Si tu n’avais pas ouvert...

Marie de Nazareth lève les yeux et les fixe sur Gabriel, tandis qu'un sourire se dessine sur ses lèvres. La surprise, la tendresse et un geste subtil d'émotion apparaissent sur son visage lorsqu'elle répond : « Voici la servante du Seigneur ; que tout m’advienne selon ta parole » (Lc 1,38). « Et dans l’enchantement de ces paroles virginales, le Verbe s’est fait chair »[15]. Marie dit oui et, bien que rien n'ait apparemment changé, à partir de ce moment, le Fils du Très-Haut fut conçu dans son sein. « À cet instant, le très grand miracle s'est produit : Dieu s'est fait homme »[16]. Le ciel éclate en une grande fête. La joie et la hâte de Gabriel sont telles qu'il semble partir sans prendre congé : « Alors l'ange la quitta » (Lc 1,38).

Cette scène nous révèle l'immense amour de Dieu pour ses créatures, mais aussi comment Il s'appuie sur la correspondance humaine pour réaliser son plan de salut. Marie nous montre combien Dieu aime et respecte la liberté de l'homme et désire sa coopération pour que la rédemption puisse continuer à s'accomplir dans toutes les âmes. « En toi aussi, ô Marie, se manifestent aujourd'hui la force et la liberté de l'homme. Après qu’un si grand dessein a été conçu, l'ange te fut envoyé pour t’annoncer le message de la divine décision en te demandant ton consentement ; et le Fils de Dieu n'est pas descendu dans ton sein avant que tu n'aies donné le consentement de ta volonté. Il attendait aux portes de ta volonté que tu ouvres à celui qui voulait venir à toi ; Il ne serait jamais entré si tu n'avais pas ouvert la porte en disant : « Voici la servante du Seigneur ; que tout m’advienne selon ta parole » (Lc 1,38). La divinité éternelle a frappé à ta porte, ô Marie, mais si tu n'avais pas ouvert les portes de ta volonté, Dieu n'aurait pas pris chair humaine »[17].

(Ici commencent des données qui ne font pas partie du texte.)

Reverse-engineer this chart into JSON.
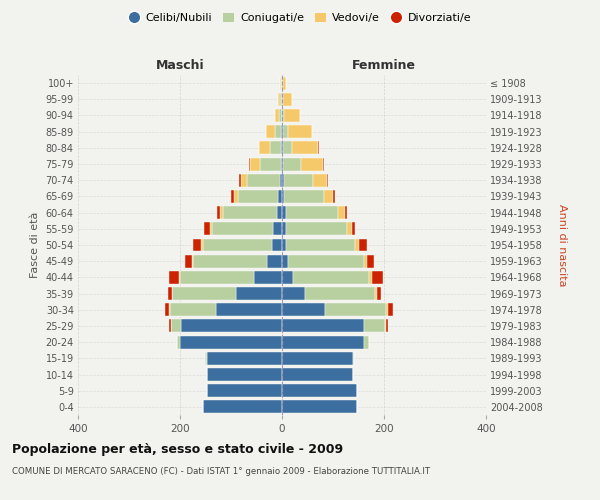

Nous n’aurons jamais assez de gratitude envers la Sainte Vierge pour avoir dit oui à l'appel de Dieu. Dans Quand le Christ passe, réfléchissant « sur la réalité de cette affection que tant de chrétiens portent à la Mère de Jésus », saint Josémaría commente : « j'ai toujours pensé qu'elle consiste à lui rendre amour pour amour, à lui témoigner notre reconnaissance filiale. En effet Marie est étroitement unie à l'incomparable manifestation de l'amour de Dieu qu'est l'Incarnation du Verbe »[18].

[1] Chemin, no 145

[2] Dt. 6, 4.

[3] Cf. Ps 78 ou Dt 4, 9.

[4] Amis de Dieu, no 241.

[5] Cf. Lc 2, 19 & 51.

[6] Cf. Saint Rosaire, commentaire sur le premier mystère joyeux.

[7] Pape François, Audience, 18-XI-2020.

[8] Saint Jean Paul II, Redemptoris Mater, no 8.

[9] François, Angélus, 15-VIII-2021.

[10] Du Père, Notes d'une méditation, 25-III-2023.

[11] Constitution Dogmatique Lumen Gentium, no 56.

[12] Saint Augustin, Sermon 293, PL 38, 1327.

[13] Saint Bernard de Clairvaux, grand dévot de Sainte Marie, a écrit un texte qui capte magnifiquement ce moment : Homélies sur les excellences de la Vierge Mère (Homélie 4, 8-9 : Opera omnia, édition cistercienne, 4 [1966], 53-54). Elle est incluse dans la liturgie des heures du 20 décembre.

[14] Constitution Dogmatique Lumen Gentium, no 55.

[15] Saint Rosaire, commentaire sur le premier mystère joyeux.

[16] Du Père, Notes d'une méditation, 25-III-2023.

[17] Extrait des Prières de Sainte Catherine de Sienne, vierge et docteur (OR, XI, Annonciation 1379 ; ed. G. Cavallini, Rome 1978, pp. 123-129).

[18] Quand le Christ qui passe, no 140.